Thursday, March 10, 2011

Bullying

All this media about bullying kinda gets to me. I hope things improve for these kids. I really hope that my daughter never has to deal with bullying. I was teased like you wouldn't believe. I was always 'the fat kid'. I remember walking by a girl in middle school mumbling "heffer, heffer" under her breath, and a full bus of trailer park kids chanting "Mary Hanna lose some weight..." No kid should ever have to deal with that. Needless to say, my self esteem was not so great. Middle schoolers can be awful. The funniest thing to me is later in high school, some of these people actually grew up and became relatively nice.

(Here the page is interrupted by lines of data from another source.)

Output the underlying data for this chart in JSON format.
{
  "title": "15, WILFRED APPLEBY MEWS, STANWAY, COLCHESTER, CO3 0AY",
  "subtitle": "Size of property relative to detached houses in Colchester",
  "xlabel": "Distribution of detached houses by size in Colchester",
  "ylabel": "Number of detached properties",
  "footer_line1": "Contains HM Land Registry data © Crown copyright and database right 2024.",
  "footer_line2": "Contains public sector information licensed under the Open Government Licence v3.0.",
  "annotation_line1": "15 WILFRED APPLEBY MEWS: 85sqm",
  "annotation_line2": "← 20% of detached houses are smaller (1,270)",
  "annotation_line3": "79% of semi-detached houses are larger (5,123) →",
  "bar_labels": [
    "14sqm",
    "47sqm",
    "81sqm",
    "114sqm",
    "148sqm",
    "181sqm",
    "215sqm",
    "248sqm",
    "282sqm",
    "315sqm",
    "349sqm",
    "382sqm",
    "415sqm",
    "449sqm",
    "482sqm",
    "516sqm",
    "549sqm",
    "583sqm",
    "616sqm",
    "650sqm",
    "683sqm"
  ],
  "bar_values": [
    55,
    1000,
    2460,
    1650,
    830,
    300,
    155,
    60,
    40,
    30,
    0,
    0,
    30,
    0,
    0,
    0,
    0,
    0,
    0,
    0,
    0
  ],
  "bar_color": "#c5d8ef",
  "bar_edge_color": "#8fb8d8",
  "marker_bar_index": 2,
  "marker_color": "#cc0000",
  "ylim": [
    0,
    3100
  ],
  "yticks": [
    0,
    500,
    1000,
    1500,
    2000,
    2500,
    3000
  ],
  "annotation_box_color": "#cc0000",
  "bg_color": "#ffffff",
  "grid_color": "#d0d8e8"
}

I'll never forget after returning from a competition event (my only extra curricular activity and it was through the tech center, not the high school), I walked over to my car and lit a cigarette. A group of these girls that had previously been absolute bitches to me invited me over to smoke with them. I had lost 50-60 pounds junior/senior year and was more confident and by that point couldn't care less what they thought. It was nice to not be the outsider anymore, though.

For what it's worth, the two girls I remember having the most problems with way back when are actually on my Facebook friends. That's why I've bit my tongue so many times when I see something posted about bullying. One of them has actually said that her kid is having trouble with bullys. No matter how horrible she was back then, I feel bad that her kid has to deal with anything like that. But, I can't help thinking that it's Karma working in some way. In no way was it just these two girls, they're just the two that stand out most in my memory. The second of these two found God and as far as I know, they both became decent human beings. It's not like I'm really holding a grudge, it's just not something that's easily forgotten.

Another part of this story is a class I was forced to take in 8th grade. "Skills for Adolescence"... Um yeah, that was the biggest effing joke. I think I got a 'C' (I was a straight 'A' student). We all had to take this class - I looked at it like group therapy. I was supposed to open up to a class of kids that were straight up evil to me? Um, I don't think so. We were asked what the one thing was that we'd change about ourselves. Well, obviously, I'd lose weight. I said I had big feet.